Limits of Types and the Need for Contracts
Types are essential, but they are not enough.
This reading explains why we need contracts in addition to type annotations.
1. Types Capture Structure, Not Full Meaning
TypeScript can verify structural facts:
- this value is a number
- this object has required properties
- this union case is handled
But many program properties are semantic.
Consider a binary tree node:
type Node<T> = {
key: number;
value: T;
left: Node<T> | null;
right: Node<T> | null;
};This type says nothing about ordering. The following value has the right shape but is not a valid BST:
const notABST: Node<string> = {
key: 10,
value: "root",
left: { key: 99, value: "bad", left: null, right: null },
right: null,
};So:
- type check: passes
- semantic check: fails
2. What a Contract Adds
A contract specifies behavior that types alone cannot express.
For a function, a contract usually has two parts:
Preconditions What must be true when the function is called.
Postconditions What the function guarantees on return, assuming preconditions held.
Example contract sketch for insertion into a BST:
insert(tree, key, value)
Pre:
- tree satisfies BST invariant
Post:
- result satisfies BST invariant
- result contains key
- if key was present, value at key is replaced
- all other bindings are preservedTypes alone cannot express all of that.
3. Why This Matters in TypeScript
TypeScript uses structural typing. If a value has the right shape, it is often accepted.
That is powerful and practical, but it means semantic properties must be maintained by design discipline:
- good contracts
- careful API boundaries
- invariants that are stated and preserved
4. Contracts Are Not Just Comments
A contract should influence implementation and testing.
Implementation:
- each branch should preserve postconditions
- helper functions should have smaller contracts
Testing:
- include examples for normal cases
- include edge cases and boundary cases
- include invariant-focused tests
If a contract is written but never used to guide design or tests, it is not doing its job.
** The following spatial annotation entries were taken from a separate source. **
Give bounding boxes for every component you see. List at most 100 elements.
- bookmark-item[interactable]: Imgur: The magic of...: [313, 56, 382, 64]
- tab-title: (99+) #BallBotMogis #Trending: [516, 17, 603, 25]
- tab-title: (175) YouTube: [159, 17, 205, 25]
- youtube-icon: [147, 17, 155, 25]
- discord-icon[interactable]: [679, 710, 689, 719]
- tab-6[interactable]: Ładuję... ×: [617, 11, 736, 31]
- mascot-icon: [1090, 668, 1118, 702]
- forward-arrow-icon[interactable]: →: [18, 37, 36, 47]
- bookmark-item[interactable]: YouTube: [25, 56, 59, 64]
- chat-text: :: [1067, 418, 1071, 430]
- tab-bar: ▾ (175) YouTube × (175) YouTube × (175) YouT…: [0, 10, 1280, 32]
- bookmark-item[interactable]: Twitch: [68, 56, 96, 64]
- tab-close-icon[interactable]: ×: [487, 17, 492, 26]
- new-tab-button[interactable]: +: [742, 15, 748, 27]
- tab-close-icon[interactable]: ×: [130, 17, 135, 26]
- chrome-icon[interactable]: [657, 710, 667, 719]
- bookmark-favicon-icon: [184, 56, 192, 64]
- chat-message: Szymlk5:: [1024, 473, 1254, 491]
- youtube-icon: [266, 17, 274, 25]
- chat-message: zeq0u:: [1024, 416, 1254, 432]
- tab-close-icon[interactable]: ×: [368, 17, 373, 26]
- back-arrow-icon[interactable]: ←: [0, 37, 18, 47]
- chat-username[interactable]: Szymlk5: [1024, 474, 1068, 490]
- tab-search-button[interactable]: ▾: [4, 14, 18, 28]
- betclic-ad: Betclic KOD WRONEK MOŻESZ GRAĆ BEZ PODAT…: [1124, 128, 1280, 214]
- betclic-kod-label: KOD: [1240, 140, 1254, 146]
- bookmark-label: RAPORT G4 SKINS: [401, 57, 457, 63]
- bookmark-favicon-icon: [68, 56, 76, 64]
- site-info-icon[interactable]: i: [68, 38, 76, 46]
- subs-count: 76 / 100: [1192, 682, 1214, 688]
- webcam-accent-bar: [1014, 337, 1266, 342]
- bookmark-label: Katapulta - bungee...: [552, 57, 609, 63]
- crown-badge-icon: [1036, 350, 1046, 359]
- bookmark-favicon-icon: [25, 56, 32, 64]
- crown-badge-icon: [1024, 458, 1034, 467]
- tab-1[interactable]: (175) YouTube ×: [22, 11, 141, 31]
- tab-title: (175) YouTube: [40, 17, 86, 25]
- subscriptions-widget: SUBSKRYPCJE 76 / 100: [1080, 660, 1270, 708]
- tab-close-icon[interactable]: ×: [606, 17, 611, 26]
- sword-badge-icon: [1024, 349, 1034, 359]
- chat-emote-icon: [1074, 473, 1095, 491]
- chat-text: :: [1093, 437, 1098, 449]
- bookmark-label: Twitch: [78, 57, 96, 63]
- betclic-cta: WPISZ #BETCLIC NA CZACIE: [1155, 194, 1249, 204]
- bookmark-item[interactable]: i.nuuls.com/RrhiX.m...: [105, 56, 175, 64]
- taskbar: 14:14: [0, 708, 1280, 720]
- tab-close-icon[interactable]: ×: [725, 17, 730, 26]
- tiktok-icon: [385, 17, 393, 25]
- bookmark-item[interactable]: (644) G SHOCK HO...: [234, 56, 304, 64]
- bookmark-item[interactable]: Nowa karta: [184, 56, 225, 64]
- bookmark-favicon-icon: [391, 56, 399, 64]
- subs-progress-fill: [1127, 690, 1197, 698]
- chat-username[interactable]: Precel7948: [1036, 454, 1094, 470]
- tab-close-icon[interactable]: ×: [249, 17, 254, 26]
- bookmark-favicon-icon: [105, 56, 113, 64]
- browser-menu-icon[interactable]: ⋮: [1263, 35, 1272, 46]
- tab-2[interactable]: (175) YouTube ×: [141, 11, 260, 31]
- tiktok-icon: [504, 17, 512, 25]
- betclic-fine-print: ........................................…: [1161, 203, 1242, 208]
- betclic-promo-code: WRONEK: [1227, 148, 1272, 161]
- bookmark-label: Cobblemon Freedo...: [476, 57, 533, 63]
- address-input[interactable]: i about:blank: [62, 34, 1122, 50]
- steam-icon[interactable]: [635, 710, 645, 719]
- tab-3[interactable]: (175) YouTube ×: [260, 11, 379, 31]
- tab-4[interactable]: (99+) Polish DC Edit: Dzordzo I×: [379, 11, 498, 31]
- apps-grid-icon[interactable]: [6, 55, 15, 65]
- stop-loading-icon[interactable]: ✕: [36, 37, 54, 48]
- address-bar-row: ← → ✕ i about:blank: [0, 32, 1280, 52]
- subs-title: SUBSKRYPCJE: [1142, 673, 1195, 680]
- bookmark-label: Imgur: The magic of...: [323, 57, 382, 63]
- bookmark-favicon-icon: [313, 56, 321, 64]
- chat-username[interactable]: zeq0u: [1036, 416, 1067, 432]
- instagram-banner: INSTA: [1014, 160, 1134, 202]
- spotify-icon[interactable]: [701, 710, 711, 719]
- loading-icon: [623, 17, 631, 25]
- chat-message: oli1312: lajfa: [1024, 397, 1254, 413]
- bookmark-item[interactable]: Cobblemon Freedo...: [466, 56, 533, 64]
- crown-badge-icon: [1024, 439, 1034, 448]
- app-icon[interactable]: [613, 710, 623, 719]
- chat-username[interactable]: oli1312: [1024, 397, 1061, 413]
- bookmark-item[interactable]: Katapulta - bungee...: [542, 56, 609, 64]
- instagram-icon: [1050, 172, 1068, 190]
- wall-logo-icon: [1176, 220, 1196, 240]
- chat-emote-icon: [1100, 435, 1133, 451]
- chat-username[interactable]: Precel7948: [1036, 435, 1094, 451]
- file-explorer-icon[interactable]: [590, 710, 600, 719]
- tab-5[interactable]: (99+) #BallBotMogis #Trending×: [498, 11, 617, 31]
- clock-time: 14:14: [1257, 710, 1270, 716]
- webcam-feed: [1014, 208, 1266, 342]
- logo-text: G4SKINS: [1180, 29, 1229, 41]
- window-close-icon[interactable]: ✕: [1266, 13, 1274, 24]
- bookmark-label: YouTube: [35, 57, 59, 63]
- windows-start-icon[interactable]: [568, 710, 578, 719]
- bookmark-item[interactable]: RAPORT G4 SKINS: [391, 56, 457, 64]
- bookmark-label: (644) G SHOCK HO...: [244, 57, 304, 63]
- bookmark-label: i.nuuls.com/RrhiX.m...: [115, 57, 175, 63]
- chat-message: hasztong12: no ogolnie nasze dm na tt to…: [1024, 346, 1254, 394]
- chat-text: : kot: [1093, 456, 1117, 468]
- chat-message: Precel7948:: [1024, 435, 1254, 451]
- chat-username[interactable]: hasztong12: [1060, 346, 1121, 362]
5. Typical Contract Patterns
You will repeatedly use these patterns:
Constructor/Factory contract Guarantee produced values satisfy invariant.
Observer contract Read-only operation does not change invariants.
Transformer contract Output preserves invariant and implements intended change.
Error/absence contract Specify what happens when data is missing.
6. Avoid a Common Misunderstanding
Misunderstanding: If my program type-checks, then my design is correct.
Correction: Type-checking is necessary but not sufficient.
You need both:
- static structure checks via types
- semantic behavior checks via contracts and invariant reasoning
Summary
Types answer: Is this value shaped correctly? Contracts answer: Is this function behavior correct?
Both are required for reliable software.